# Safety info for sales packet



## WAGGZ (Apr 2, 2009)

I know your packet should have your show proof of GL, WC, license, etc. But I have certifications for OSHA 10, OSHA scaffold erectors, OSHA aerial lifts. Is this info I should put in my sales packet or just a waste of space.


----------



## ProWallGuy (Apr 7, 2007)

I would put it in there for commercial gigs, but not for residential unless the job calls for a lift or scaffold work.


----------



## WAGGZ (Apr 2, 2009)

Kinda what I thought.


----------



## RCP (Apr 18, 2007)

I think you should, maybe one page that has all certifications and affiliations.
I think showing that you have training can help to "differentiate" you!


----------



## daArch (Mar 15, 2008)

I agree with Chris. 

Showing the extent of your professionalism can't hurt. Some may think you are "over qualified", but is that a bad thing?


----------



## ProWallGuy (Apr 7, 2007)

daArch said:


> Some may think you are "over qualified", but is that a bad thing?


Yes, it can sometimes.


----------



## daArch (Mar 15, 2008)

I'm sure "sometimes" comes around to bite you in the arse. But it's real tough to pidgeon hole the client before you walk through the door. I just think it's better to err on the side of being above their needs than below it.

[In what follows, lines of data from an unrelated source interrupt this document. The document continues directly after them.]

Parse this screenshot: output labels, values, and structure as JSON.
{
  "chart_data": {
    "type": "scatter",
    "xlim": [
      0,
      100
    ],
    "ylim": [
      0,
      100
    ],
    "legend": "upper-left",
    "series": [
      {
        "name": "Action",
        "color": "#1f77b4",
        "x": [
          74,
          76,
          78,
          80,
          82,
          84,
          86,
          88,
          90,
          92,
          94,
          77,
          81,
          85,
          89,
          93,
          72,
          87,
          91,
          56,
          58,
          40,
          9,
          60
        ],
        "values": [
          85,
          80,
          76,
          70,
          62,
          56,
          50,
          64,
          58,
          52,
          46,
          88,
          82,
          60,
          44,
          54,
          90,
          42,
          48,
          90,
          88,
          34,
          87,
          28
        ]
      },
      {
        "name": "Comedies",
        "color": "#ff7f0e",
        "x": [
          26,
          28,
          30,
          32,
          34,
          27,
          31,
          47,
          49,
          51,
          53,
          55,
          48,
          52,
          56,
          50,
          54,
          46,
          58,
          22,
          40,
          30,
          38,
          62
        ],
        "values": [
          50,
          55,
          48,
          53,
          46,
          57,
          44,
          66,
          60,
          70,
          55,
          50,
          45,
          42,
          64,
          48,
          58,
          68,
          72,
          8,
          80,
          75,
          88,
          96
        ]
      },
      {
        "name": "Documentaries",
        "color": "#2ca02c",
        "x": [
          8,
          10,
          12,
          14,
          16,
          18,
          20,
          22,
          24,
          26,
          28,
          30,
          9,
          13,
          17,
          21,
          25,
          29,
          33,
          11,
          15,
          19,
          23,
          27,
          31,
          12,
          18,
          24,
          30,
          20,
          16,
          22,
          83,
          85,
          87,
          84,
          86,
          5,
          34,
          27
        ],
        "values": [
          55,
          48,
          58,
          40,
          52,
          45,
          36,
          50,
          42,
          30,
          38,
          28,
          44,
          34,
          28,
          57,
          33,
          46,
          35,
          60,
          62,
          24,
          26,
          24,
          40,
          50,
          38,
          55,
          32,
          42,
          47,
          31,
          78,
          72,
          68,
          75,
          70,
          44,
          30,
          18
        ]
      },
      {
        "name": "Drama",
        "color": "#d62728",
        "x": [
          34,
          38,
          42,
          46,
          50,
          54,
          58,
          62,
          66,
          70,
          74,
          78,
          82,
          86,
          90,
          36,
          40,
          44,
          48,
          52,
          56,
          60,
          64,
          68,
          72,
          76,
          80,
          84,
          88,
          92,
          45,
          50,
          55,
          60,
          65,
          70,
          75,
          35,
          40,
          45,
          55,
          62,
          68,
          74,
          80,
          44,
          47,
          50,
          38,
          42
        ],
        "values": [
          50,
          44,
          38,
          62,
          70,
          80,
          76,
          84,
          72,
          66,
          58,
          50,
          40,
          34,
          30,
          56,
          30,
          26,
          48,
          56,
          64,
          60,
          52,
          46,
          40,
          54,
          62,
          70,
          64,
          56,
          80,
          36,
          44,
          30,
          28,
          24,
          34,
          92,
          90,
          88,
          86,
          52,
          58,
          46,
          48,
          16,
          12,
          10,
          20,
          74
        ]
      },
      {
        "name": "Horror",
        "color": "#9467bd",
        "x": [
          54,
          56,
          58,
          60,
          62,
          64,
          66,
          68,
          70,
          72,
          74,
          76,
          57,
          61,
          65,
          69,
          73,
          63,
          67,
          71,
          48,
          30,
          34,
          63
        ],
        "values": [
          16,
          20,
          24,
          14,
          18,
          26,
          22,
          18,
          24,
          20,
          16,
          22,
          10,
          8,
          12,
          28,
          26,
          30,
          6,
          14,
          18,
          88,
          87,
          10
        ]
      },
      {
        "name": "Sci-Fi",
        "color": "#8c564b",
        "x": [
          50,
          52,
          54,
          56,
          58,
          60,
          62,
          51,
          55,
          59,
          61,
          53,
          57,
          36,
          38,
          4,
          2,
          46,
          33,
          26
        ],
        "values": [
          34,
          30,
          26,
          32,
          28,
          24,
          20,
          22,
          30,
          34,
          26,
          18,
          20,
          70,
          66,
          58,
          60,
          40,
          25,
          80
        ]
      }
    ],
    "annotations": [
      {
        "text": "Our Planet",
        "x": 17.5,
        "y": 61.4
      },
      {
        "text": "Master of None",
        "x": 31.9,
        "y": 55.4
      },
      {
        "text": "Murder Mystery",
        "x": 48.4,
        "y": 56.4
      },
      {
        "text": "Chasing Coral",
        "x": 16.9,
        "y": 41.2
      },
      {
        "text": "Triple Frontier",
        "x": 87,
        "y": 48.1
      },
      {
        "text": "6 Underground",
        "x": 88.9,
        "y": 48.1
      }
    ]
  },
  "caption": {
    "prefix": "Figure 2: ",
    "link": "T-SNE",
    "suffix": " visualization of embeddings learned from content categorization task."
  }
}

ahh, if only my cystal ball was clear, I'd land all the jobs I bid on.


----------



## RCP (Apr 18, 2007)

Hey Bill, can you see the link? I get "not authorized"


----------



## daArch (Mar 15, 2008)

Do you mean Pro's or my pix.

If it's the pix, try this one:


----------



## RCP (Apr 18, 2007)

LOL, meant Pro's! 
Your pic will be added to my secret album called "Bill's Many Personas"!:yes:


----------



## daArch (Mar 15, 2008)

Pro's was a link to CT.

Yah that's me after a few Jim's and some other things.


----------